For each country, we divide the total electricity production by the electricity produced from our typical nuclear plant to find the number of plants needed to power that country:

In [20]:
elec['Nuclear_Plants'] = np.ceil(elec.value.astype(float) / production_per_plant)

Now we match up the countries from elec with those in geodf:

In [21]:
for country in geodf.index:
try:
    geodf.at[country, 'points'] = elec.at[country, 'Nuclear_Plants']
except KeyError:
    geodf.at[country, 'points'] = 0

Finally, we randomly place nuclear plants in each country. To do so, we iterate over each row in the GeoDataFrame.
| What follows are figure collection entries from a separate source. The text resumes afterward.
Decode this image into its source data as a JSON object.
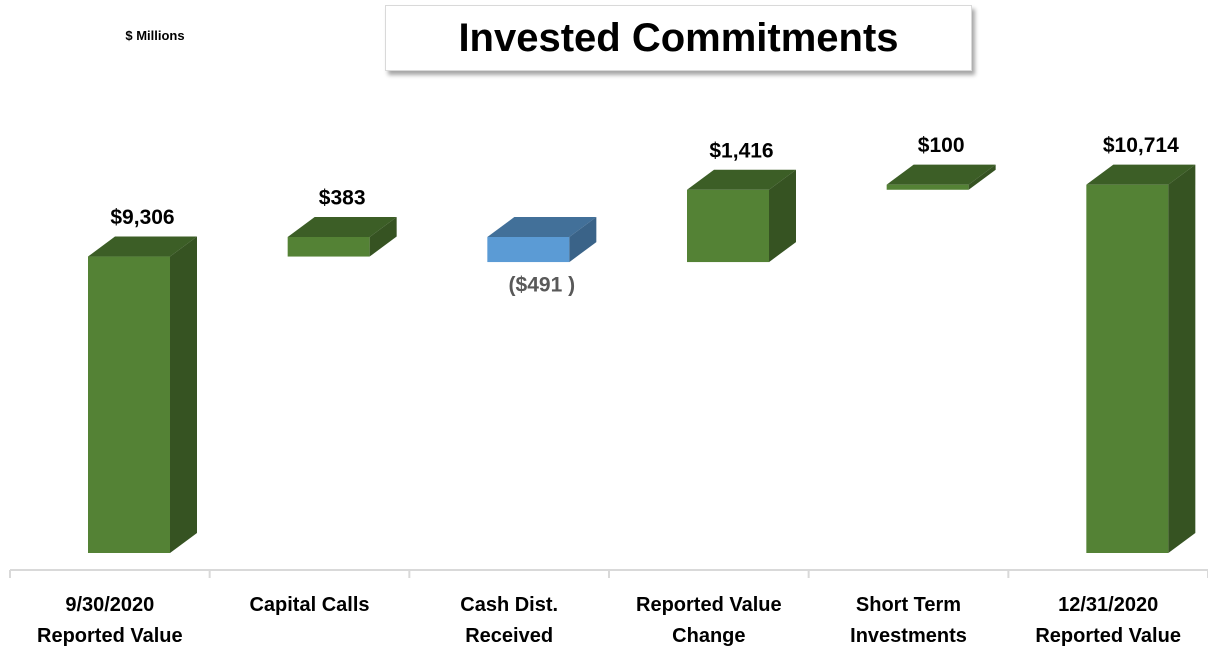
{
  "chart_data": {
    "type": "waterfall",
    "title": "Invested Commitments",
    "unit_label": "$ Millions",
    "categories": [
      "9/30/2020 Reported Value",
      "Capital Calls",
      "Cash Dist. Received",
      "Reported Value Change",
      "Short Term Investments",
      "12/31/2020 Reported Value"
    ],
    "values": [
      9306,
      383,
      -491,
      1416,
      100,
      10714
    ],
    "value_labels": [
      "$9,306",
      "$383",
      "($491 )",
      "$1,416",
      "$100",
      "$10,714"
    ],
    "colors": {
      "increase": "#548235",
      "decrease": "#5b9bd5"
    },
    "ylim": [
      3500,
      12000
    ]
  }
}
For each row, we keep generating random points, keeping those that are contained by the row’s geometry (the outline of the current country), until we’ve reached the number of plants for the current country.

In the United States, Canada, Russia and Norway, we manually exclude some of the northernmost parts (such as Alaska).

In [22]:
random_points = []
for index, row in geodf.iterrows():
found = 0
while found < row.points:
    x_max, y_max, x_min, y_min = row.geometry.bounds
    if index == 'US':
        y_min = 50.0  # Exclude all but southern coastal Alaska
    elif index == 'RU':
        y_min = 65.0  # Exclure northern parts
    elif index == 'CA':
        y_min = 55.0  # Exclude northern parts
    elif index == 'NO':
        y_min = 73.0  # Exclude Svalbard islands
    point = geometry.Point(x_min + (random.random() * (x_max - x_min)),
                           y_min + (random.random() * (y_max - y_min)))
    if row.geometry.contains(point):
        found += 1
        random_points.append(point)
In [23]:
len(random_points)
Out[23]:
2734

So, we have about 2700 nuclear power plants to power the world (or at least, the countries we had data for).

In [24]:
fig = plt.figure(figsize=(16, 16))

m.drawmapboundary(fill_color=None, linewidth=0)
m.drawcoastlines(color='#4C4C4C', linewidth=0.5)
m.drawcountries()
m.fillcontinents(color='#F2E6DB',lake_color='#DDF2FD')

for p in random_points:
m.plot(p.x, p.y, marker='o', markersize=3.0, alpha=1.0, color='#FEF750')

This post has used a practical example to demonstrate how Python and the IPython notebook can be used to quickly gather, combine and visualize data in an exploratory way.